Police estimated the annual consumption of heroin in Urumqi grew from 1 ton in 2000 to 7 tons, and said more drugs are being transferred from Xinjiang to other Chinese cities such as Beijing, Shanghai and Guangzhou, as well as Russia and Eastern Europe.

"China faces a serious threat from drugs from the Golden Crescent region," said Chen Cunyi, deputy secretary general of China's National Narcotics Control Commission at a news conference in June. "To better fight against drugs, we need to have more international co-operation."

China started anti-drug co-operation with Pakistan in 1996 when the two counties signed a memorandum of understanding on drug prohibition.

The countries say the partnership has been strengthened in recent years.

The Ministry of Public Security said Pakistan intensified its airport security checks this year and seized a large amount of drugs headed to China. China's anti-drug efforts in the past year resulted in several trans-national drug trafficking cases, the ministry said.

September 17, police in Southwest China's Yunnan Province broke a drug trafficking ring, seizing 13 suspects and 430 kilograms of drugs.

Co-operation with police in the United States and the United Arab Emirates also helped break a major drug ring July 31, in which two foreign suspects were arrested and 2 kilograms of heroin seized.

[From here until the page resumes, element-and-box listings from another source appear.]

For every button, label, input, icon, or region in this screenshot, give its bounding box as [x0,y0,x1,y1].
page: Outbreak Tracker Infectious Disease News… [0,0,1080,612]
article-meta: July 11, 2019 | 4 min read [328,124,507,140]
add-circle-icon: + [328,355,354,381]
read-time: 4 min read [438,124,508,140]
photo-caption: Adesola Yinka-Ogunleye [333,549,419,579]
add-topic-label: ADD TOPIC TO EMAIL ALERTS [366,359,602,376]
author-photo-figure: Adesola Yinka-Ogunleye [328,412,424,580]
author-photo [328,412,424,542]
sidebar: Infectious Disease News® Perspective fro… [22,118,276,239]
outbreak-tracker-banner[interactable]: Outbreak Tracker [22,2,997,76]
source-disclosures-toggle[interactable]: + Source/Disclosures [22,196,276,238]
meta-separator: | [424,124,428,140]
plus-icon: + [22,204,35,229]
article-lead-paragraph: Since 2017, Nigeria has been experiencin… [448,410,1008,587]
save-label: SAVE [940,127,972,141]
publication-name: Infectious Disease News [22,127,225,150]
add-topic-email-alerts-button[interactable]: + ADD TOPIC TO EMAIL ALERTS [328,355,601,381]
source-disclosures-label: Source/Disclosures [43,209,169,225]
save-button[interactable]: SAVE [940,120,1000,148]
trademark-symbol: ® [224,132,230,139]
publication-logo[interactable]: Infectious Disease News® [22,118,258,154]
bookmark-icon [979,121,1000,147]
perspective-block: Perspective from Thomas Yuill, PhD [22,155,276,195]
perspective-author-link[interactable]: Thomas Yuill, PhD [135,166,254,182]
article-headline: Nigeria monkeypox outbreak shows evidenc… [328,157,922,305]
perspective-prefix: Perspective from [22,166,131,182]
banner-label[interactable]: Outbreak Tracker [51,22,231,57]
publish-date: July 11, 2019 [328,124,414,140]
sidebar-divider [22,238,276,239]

China has also launched opium replacement planting schemes in the "Golden Triangle" region, an area along the Mekong River Delta including Myanmar and Laos. Rubber, tea and other cash crops have been grown as substitutes.

Due to Chinese and international efforts, opium poppy cultivation in the region has dropped to 24,160 hectares this year, down 85 per cent from eight years ago, the ministry said.